Objective: ST-segment elevation myocardial infarction (STEMI) has an important economic burden that poised the urgent need to evaluate its catastrophic medical expense. This study evaluates the first 5 years of the national health initiative called Popular Insurance (PI) at the National Institute of Cardiology in Mexico.
Study design: Retrospective data analysis.
Methods: STEMI patients with (n=317) and without (n=260) PI were selected. Analysed variables included socio-economical context, management care, cost evaluation and three outcomes (mortality, hospital readmission and therapeutic adherence). Descriptive statistical analyses, Kaplan-Meier survival and Support Vector Machine models were used accordingly.

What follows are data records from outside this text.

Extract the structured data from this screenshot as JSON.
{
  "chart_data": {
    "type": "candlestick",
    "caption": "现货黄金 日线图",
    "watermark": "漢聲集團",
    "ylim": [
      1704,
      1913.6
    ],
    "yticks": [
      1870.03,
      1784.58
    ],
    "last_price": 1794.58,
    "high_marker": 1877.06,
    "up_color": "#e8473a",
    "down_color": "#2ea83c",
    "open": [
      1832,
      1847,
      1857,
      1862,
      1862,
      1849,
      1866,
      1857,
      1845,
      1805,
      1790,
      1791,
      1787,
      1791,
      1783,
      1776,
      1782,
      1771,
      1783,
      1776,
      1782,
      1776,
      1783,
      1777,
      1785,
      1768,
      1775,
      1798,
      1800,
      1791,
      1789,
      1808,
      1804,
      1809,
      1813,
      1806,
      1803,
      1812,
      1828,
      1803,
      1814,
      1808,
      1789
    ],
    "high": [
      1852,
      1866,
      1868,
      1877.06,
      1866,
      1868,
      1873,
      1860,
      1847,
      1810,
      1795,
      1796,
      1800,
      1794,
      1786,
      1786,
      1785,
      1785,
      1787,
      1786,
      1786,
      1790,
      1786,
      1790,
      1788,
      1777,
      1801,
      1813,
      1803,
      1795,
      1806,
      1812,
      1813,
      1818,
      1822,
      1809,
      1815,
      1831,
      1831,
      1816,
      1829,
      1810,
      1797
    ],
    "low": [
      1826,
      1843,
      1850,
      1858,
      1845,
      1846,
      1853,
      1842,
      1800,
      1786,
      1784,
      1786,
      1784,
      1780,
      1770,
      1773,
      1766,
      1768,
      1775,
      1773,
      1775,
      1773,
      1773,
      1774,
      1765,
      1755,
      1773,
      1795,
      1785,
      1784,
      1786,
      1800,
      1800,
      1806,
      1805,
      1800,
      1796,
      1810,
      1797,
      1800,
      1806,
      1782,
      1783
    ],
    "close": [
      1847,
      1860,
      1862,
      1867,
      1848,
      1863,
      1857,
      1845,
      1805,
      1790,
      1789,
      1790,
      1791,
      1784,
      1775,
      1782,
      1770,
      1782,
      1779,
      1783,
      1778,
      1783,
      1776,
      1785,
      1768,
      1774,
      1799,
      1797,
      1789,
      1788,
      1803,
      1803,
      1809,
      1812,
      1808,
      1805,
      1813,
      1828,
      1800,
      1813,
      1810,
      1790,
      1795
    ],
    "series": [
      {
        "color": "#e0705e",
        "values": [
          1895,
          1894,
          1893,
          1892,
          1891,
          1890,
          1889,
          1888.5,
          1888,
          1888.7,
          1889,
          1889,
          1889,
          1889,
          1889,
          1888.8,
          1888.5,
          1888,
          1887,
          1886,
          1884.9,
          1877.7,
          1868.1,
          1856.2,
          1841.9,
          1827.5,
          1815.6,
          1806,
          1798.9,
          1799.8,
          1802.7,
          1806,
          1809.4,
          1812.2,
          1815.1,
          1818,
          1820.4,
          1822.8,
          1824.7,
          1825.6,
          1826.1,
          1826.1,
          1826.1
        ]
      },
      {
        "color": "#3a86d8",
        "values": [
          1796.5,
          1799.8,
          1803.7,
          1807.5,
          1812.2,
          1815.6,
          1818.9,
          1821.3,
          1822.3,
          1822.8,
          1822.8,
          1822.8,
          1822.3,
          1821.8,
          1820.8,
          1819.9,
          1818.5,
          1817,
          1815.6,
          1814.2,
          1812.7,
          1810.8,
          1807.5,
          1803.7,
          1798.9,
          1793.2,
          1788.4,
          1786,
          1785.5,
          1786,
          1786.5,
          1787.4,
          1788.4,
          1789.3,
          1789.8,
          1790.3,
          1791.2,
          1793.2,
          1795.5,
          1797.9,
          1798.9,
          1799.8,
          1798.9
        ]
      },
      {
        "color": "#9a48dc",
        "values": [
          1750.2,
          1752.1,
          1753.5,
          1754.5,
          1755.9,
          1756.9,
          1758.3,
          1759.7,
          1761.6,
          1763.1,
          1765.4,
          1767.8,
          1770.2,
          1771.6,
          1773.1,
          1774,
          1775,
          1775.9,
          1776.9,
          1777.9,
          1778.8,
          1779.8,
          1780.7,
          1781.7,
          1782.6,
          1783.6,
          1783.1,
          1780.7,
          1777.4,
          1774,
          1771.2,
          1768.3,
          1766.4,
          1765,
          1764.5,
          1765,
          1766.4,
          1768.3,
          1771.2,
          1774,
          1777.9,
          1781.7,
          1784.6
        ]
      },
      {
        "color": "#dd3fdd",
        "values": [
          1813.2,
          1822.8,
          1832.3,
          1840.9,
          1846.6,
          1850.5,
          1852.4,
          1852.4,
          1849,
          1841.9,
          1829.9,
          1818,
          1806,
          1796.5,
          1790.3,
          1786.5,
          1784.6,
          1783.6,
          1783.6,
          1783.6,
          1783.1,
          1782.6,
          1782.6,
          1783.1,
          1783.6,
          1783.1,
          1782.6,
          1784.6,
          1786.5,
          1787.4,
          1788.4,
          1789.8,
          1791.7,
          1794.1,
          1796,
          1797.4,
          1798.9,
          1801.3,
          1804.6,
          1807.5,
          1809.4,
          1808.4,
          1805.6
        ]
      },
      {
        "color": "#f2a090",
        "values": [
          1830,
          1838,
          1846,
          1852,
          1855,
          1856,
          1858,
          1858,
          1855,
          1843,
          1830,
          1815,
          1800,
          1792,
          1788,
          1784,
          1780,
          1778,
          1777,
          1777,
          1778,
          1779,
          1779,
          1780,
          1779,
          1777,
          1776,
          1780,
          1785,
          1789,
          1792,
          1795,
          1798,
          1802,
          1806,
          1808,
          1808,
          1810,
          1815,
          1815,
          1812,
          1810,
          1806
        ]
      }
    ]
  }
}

Results: Treatment costs were higher for PI-covered individuals (P=0.022) and only 1.89% of them remained in debt, in contrast to 16.15% of those without PI. Statistically significant differences were found in relation to days in hospital wards (P<0.001), imaging studies (P<0.001) and surgical materials (P=0.04). Survival analysis (P=0.44) and therapeutic adherence (P=0.38) showed no differences. Hospital readmission was predicted with an 81.97% accuracy. The most important predictive variables included were stent type, number of days at the coronary care unit and hospital wards.
Conclusions: The PI has proven to be a successful program where no differences were found in terms of health care and survival, whereas it provides timely financial support for families facing catastrophic health challenging events.
Keywords: Catastrophic expenditure; Coronary disease; Health policy; Mortality; Readmission survival.